１マイクロホンアレイ２画像入力用のセンサ２−１超音波発生装置２−２超音波センサ２−３赤外線センサ２−４テレビカメラ３制御部３−１音源位置検出部３−２人物位置検出部３−３話者位置判定部３−４カメラ制御部４回転台５キーボード・マウス等の入力装置６ディスプレイ等の表示装置 DESCRIPTION OF SYMBOLS 1 Microphone array 2 Sensor for image input 2-1 Ultrasonic wave generator 2-2 Ultrasonic sensor 2-3 Infrared sensor 2-4 Television camera 3 Control unit 3-1 Sound source position detecting unit 3-2 Person position detecting unit 3 -3 Speaker position determination unit 3-4 Camera control unit 4 Turntable 5 Input device such as keyboard and mouse 6 Display device such as display

Claims

[Claims]

1. A means for processing an input signal from any one of a television camera, an ultrasonic sensor, an infrared sensor and the like to detect a person's position, and processing an input signal from a microphone array to detect a sound source position. And a means for determining the speaker position by processing the two types of information together, so that a speaker at an arbitrary position within the sensing range can be detected. Position detection device.
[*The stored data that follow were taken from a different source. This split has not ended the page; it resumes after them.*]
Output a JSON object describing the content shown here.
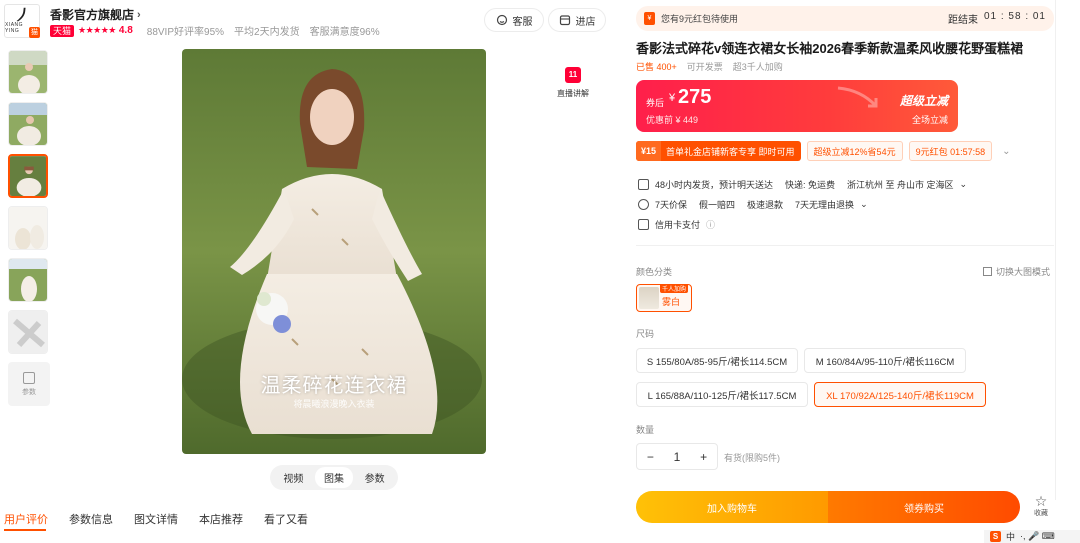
{
  "shop": {
    "logo_mark": "⵰",
    "logo_text": "XIANG YING",
    "name": "香影官方旗舰店",
    "badge": "天猫",
    "stars": "★★★★★",
    "rating": "4.8",
    "meta": [
      "88VIP好评率95%",
      "平均2天内发货",
      "客服满意度96%"
    ]
  },
  "top_actions": {
    "service": "客服",
    "enter": "进店"
  },
  "thumbnails": {
    "more_label": "参数"
  },
  "main_image": {
    "caption": "温柔碎花连衣裙",
    "subcaption": "将晨曦浪漫晚入衣装"
  },
  "live": {
    "label": "直播讲解"
  },
  "media_tabs": [
    "视频",
    "图集",
    "参数"
  ],
  "bottom_tabs": [
    "用户评价",
    "参数信息",
    "图文详情",
    "本店推荐",
    "看了又看"
  ],
  "coupon_bar": {
    "text": "您有9元红包待使用",
    "timer_label": "距结束",
    "timer": "01 : 58 : 01"
  },
  "product": {
    "title": "香影法式碎花v领连衣裙女长袖2026春季新款温柔风收腰花野蛋糕裙",
    "sold": "已售 400+",
    "invoice": "可开发票",
    "added": "超3千人加购"
  },
  "price": {
    "prefix": "券后",
    "currency": "¥",
    "value": "275",
    "original": "优惠前 ¥ 449",
    "deal": "超级立减",
    "deal_sub": "全场立减"
  },
  "promos": {
    "main_value": "¥15",
    "main_text": "首单礼金店铺新客专享 即时可用",
    "tag1": "超级立减12%省54元",
    "tag2": "9元红包 01:57:58"
  },
  "services": {
    "ship": "48小时内发货，预计明天送达",
    "express": "快递: 免运费",
    "route": "浙江杭州 至 舟山市 定海区",
    "price_protect": "7天价保",
    "compensate": "假一赔四",
    "refund": "极速退款",
    "return": "7天无理由退换",
    "credit": "信用卡支付"
  },
  "colors": {
    "label": "颜色分类",
    "switch_view": "切换大图模式",
    "option": "雾白",
    "option_flag": "千人加购"
  },
  "sizes": {
    "label": "尺码",
    "options": [
      "S 155/80A/85-95斤/裙长114.5CM",
      "M 160/84A/95-110斤/裙长116CM",
      "L 165/88A/110-125斤/裙长117.5CM",
      "XL 170/92A/125-140斤/裙长119CM"
    ],
    "selected": "XL 170/92A/125-140斤/裙长119CM"
  },
  "quantity": {
    "label": "数量",
    "minus": "−",
    "value": "1",
    "plus": "+",
    "stock": "有货(限购5件)"
  },
  "actions": {
    "add_cart": "加入购物车",
    "buy_now": "领券购买",
    "favorite": "收藏"
  },
  "ime": {
    "s": "S",
    "lang": "中",
    "rest": "·, 🎤 ⌨"
  },
  "colors_theme": {
    "accent": "#ff5000",
    "price_red": "#ff1f4b",
    "cart_yellow": "#ffc107"
  }
}
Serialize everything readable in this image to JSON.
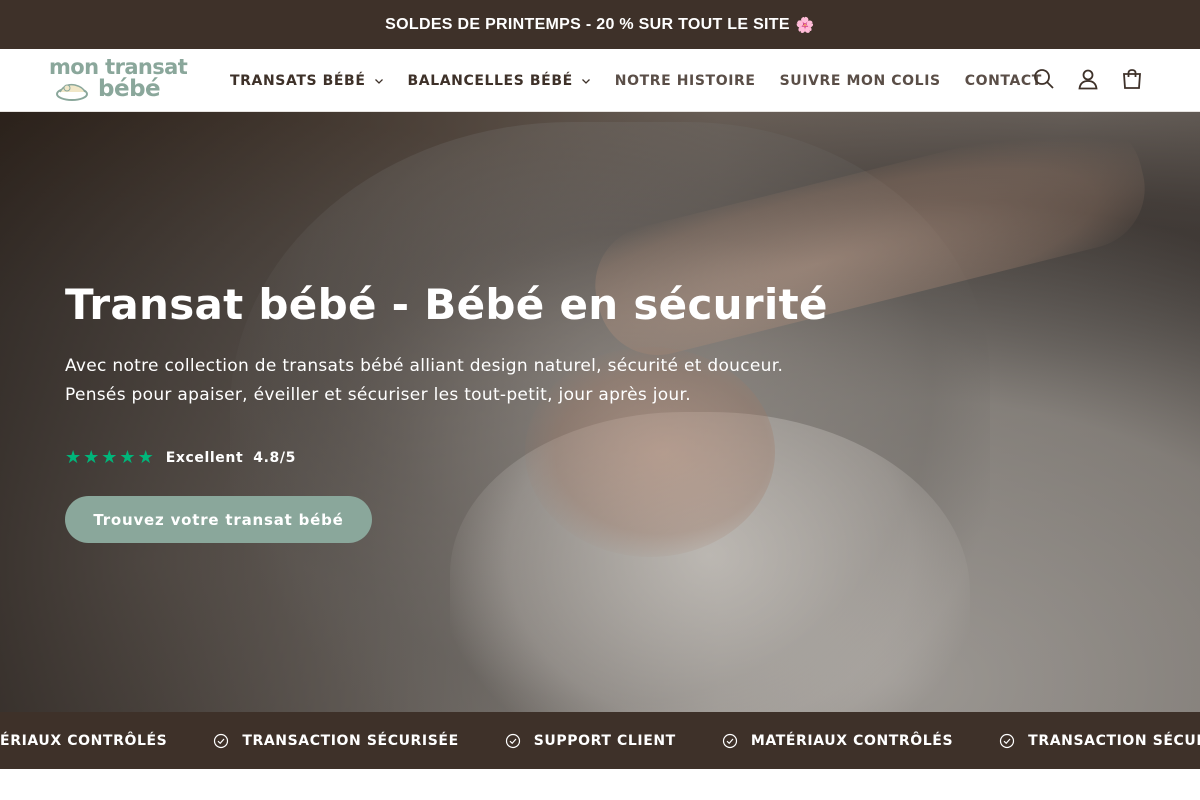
{
  "announcement": {
    "text": "SOLDES DE PRINTEMPS - 20 % SUR TOUT LE SITE",
    "emoji": "🌸"
  },
  "header": {
    "logo": {
      "line1": "mon transat",
      "line2": "bébé"
    },
    "nav": [
      {
        "label": "TRANSATS BÉBÉ",
        "has_dropdown": true
      },
      {
        "label": "BALANCELLES BÉBÉ",
        "has_dropdown": true
      },
      {
        "label": "NOTRE HISTOIRE",
        "has_dropdown": false
      },
      {
        "label": "SUIVRE MON COLIS",
        "has_dropdown": false
      },
      {
        "label": "CONTACT",
        "has_dropdown": false
      }
    ],
    "icons": [
      "search-icon",
      "account-icon",
      "cart-icon"
    ]
  },
  "hero": {
    "title": "Transat bébé - Bébé en sécurité",
    "text": "Avec notre collection de transats bébé alliant design naturel, sécurité et douceur. Pensés pour apaiser, éveiller et sécuriser les tout-petit, jour après jour.",
    "rating": {
      "stars": 5,
      "label": "Excellent",
      "score": "4.8/5"
    },
    "cta_label": "Trouvez votre transat bébé"
  },
  "trust_bar": {
    "items": [
      "MATÉRIAUX CONTRÔLÉS",
      "TRANSACTION SÉCURISÉE",
      "SUPPORT CLIENT",
      "MATÉRIAUX CONTRÔLÉS",
      "TRANSACTION SÉCURISÉE"
    ]
  },
  "colors": {
    "dark_brown": "#3e3129",
    "sage": "#8aa79b",
    "trustpilot_green": "#00b67a",
    "white": "#ffffff"
  }
}
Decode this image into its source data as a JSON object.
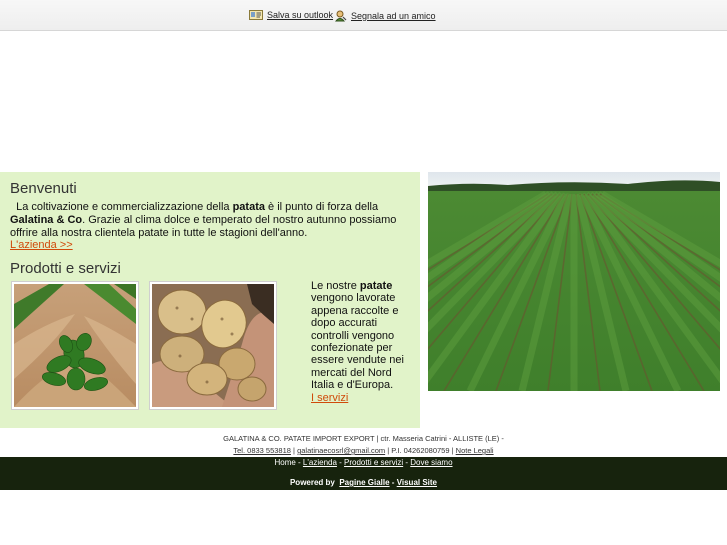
{
  "toolbar": {
    "save_outlook": "Salva su outlook",
    "report_friend": "Segnala ad un amico"
  },
  "welcome": {
    "title": "Benvenuti",
    "t1": "La coltivazione e commercializzazione della ",
    "b1": "patata",
    "t2": " è il punto di forza della ",
    "b2": "Galatina & Co",
    "t3": ". Grazie al clima dolce e temperato del nostro autunno possiamo offrire alla nostra clientela patate in tutte le stagioni dell'anno.",
    "link": "L'azienda >>"
  },
  "products": {
    "title": "Prodotti e servizi",
    "t1": "Le nostre ",
    "b1": "patate",
    "t2": " vengono lavorate appena raccolte e dopo accurati controlli vengono confezionate per essere vendute nei mercati del Nord Italia e d'Europa.",
    "link": "I servizi"
  },
  "footer": {
    "address": "GALATINA & CO. PATATE IMPORT EXPORT | ctr. Masseria Catrini - ALLISTE (LE) -",
    "phone": "Tel. 0833 553818",
    "sep1": " | ",
    "email": "galatinaecosrl@gmail.com",
    "piva": " | P.I. 04262080759 | ",
    "legal": "Note Legali",
    "nav": [
      "Home",
      "L'azienda",
      "Prodotti e servizi",
      "Dove siamo"
    ],
    "nav_sep": " - ",
    "powered_by": "Powered by",
    "pagine_gialle": "Pagine Gialle",
    "dash": " - ",
    "visual_site": "Visual Site"
  }
}
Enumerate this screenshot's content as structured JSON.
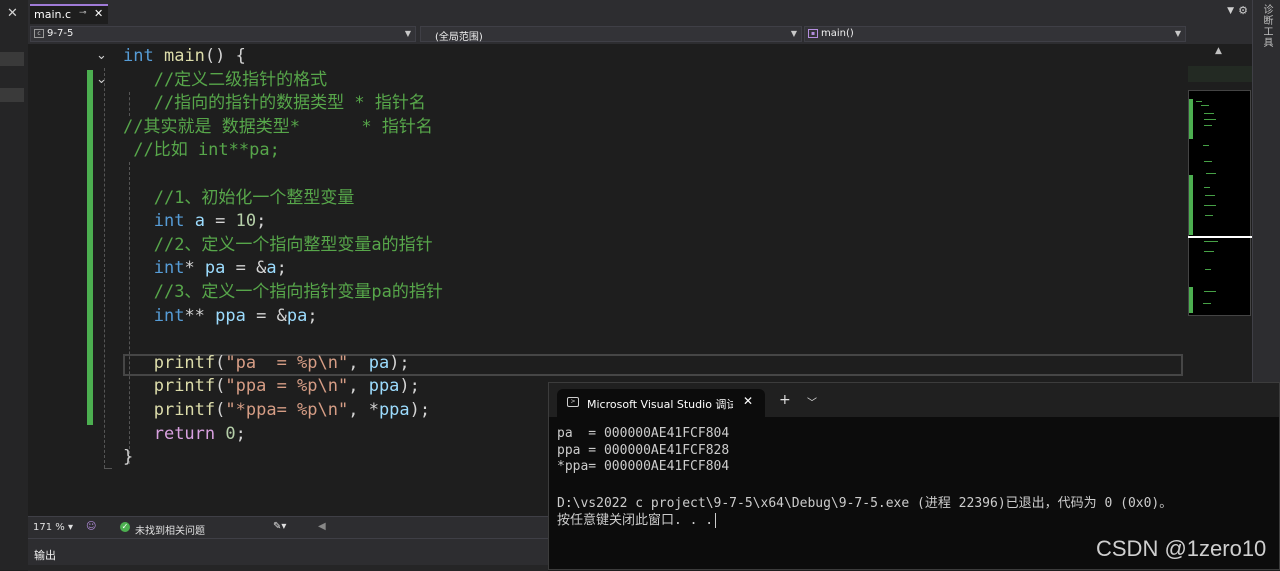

2. The method according to claim 1, wherein when the horizontal direction within the sensing range viewed from the sensor is X, the vertical direction is Y, and the depth direction is Z, the position in the XY direction of the image is determined as the speaker position detecting means. A speaker position detecting apparatus for determining a position in a Z direction from a sound source and detecting a speaker position.

3. A speaker according to claim 1, wherein the sensor is rotatable so that even if a speaker is present in the blind spot of the sensor, the speaker is detected based on the sound source position to detect the speaker in the blind spot. A speaker position detecting device, which is enabled.